It’s true, we are under attack here in Israel.
As a matter of fact, I have an app on my phone that tells me every time there is a missile headed for Israel. In just the last hour and a half, the sirens have sounded in Ofakim in the south, in Ashdod, Ashkelon, Beersheva, and in the Tel Aviv area.
Every incoming missile sends thousands of kids in day camp, people at work, diners in outdoor cafes, the elderly in assisted living facilities—and many more—scrambling for cover in the 15-60 seconds they have before a potential missile impact.
Sounds awful, doesn’t it?
Well, it is.
And yet, at the same time, there is an amazing, indomitable spirit that binds all the Jews of Israel. You see, people are still enjoying summer at our gorgeous beaches; as I write my wife Miriam, after having visited the Kotel, is enjoying lunch at her favorite out door cafe, my daughter Ditzah and son Baruch are taking our two little grandsons to a big, new indoor kids park, I’m sitting in my office working, and I can hear kids playing outside in the park nearby.
It’s a truly magnificent day in Jerusalem. Warm, sunny, with a slight chance of missiles.
So, while things are awful, they are simultaneously beautiful.
Here in Israel, thank God, things are always beautiful. At times, however, things also get awful. But the awful passes—though not for those who are killed, and maimed, and shattered by the awfulness—and the wonder remains.
I just want all of you to know, that despite everything you may be seeing and hearing about Israel these days, it’s never been more beautiful to be here than today.
Have a great day, Shimon
P.S. – I highly, highly recommend this three-minute video to understand the background to what is going on here.

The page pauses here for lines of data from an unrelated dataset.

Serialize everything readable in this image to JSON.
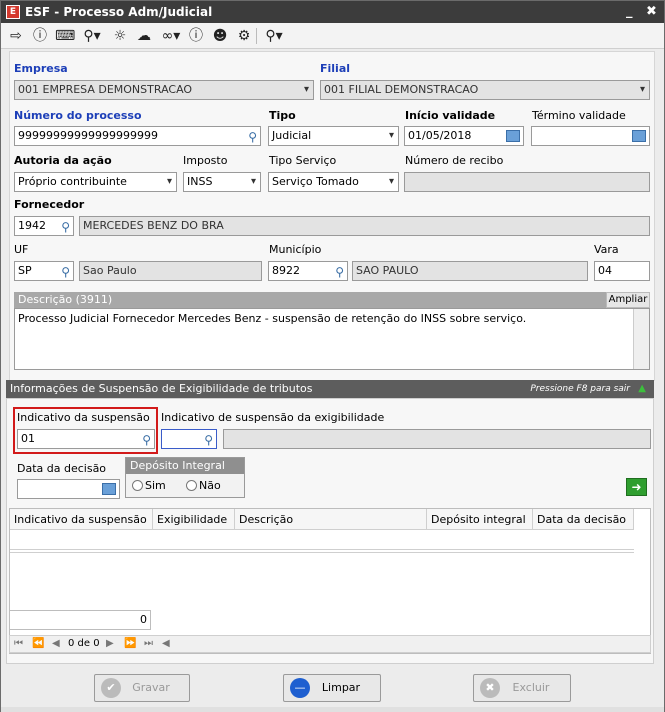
{
  "window": {
    "title": "ESF - Processo Adm/Judicial",
    "minimize": "_",
    "close": "✖"
  },
  "toolbar": {
    "icons": [
      "exit-icon",
      "help-icon",
      "keyboard-icon",
      "search-icon",
      "bulb-icon",
      "brain-icon",
      "link-icon",
      "info-icon",
      "user-icon",
      "document-gear-icon",
      "magnifier-report-icon"
    ]
  },
  "empresa": {
    "label": "Empresa",
    "value": "001 EMPRESA DEMONSTRACAO"
  },
  "filial": {
    "label": "Filial",
    "value": "001 FILIAL DEMONSTRACAO"
  },
  "numero": {
    "label": "Número do processo",
    "value": "99999999999999999999"
  },
  "tipo": {
    "label": "Tipo",
    "value": "Judicial"
  },
  "inicio": {
    "label": "Início validade",
    "value": "01/05/2018"
  },
  "termino": {
    "label": "Término validade",
    "value": ""
  },
  "autoria": {
    "label": "Autoria da ação",
    "value": "Próprio contribuinte"
  },
  "imposto": {
    "label": "Imposto",
    "value": "INSS"
  },
  "tipo_servico": {
    "label": "Tipo Serviço",
    "value": "Serviço Tomado"
  },
  "recibo": {
    "label": "Número de recibo",
    "value": ""
  },
  "fornecedor": {
    "label": "Fornecedor",
    "code": "1942",
    "name": "MERCEDES BENZ DO BRA"
  },
  "uf": {
    "label": "UF",
    "code": "SP",
    "name": "Sao Paulo"
  },
  "municipio": {
    "label": "Município",
    "code": "8922",
    "name": "SAO PAULO"
  },
  "vara": {
    "label": "Vara",
    "value": "04"
  },
  "descricao": {
    "header": "Descrição (3911)",
    "ampliar": "Ampliar",
    "text": "Processo Judicial Fornecedor Mercedes Benz - suspensão de retenção do INSS sobre serviço."
  },
  "suspensao": {
    "header": "Informações de Suspensão de Exigibilidade de tributos",
    "hint": "Pressione F8 para sair",
    "indicativo_label": "Indicativo da suspensão",
    "indicativo_value": "01",
    "exig_label": "Indicativo de suspensão da exigibilidade",
    "exig_value": "",
    "data_label": "Data da decisão",
    "deposito_label": "Depósito Integral",
    "sim": "Sim",
    "nao": "Não"
  },
  "grid": {
    "columns": [
      "Indicativo da suspensão",
      "Exigibilidade",
      "Descrição",
      "Depósito integral",
      "Data da decisão"
    ],
    "footer_count": "0",
    "pager": "0 de 0"
  },
  "buttons": {
    "gravar": "Gravar",
    "limpar": "Limpar",
    "excluir": "Excluir"
  }
}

And, if you have an extra three minutes, below is a Facebook post of mine from a couple days ago:
…Two days ago, some friends and I relocated our Monday evening Torah study group to the yeshiva in the southern Israeli city of Sderot. Sderot is a city of 25,000 where every school, playground, park, and home has been retrofitted with a bomb shelter. For children growing up in Sderot over the last decade, it’s as natural to make a mad dash for a bomb shelter to take cover from incoming missiles from Gaza, as it is to go buy an ice cream cone on a hot summer day.
When we walked into the yeshiva, a class was going on in the main study hall whose focus was to make sure that the students in the yeshiva, all of whom serve in the Israeli army, clearly understand that the cold blooded murder of Muhammed Abu Khadeir represents the antithesis of what Israel, the Torah, Israeli society as a whole, and the Jewish people stand for.
Let us make no mistake, we are at war. And awful, awful things happen in war. Thankfully, the Jewish people are firmly committed to striving—to the best of their ability— even in the exceptionally horrific circumstances of war, and even in the face of an enemy that celebrates the cold-blooded murder of Jewish children, to hold itself to an unusually high standard of morality, ethics, and human compassion.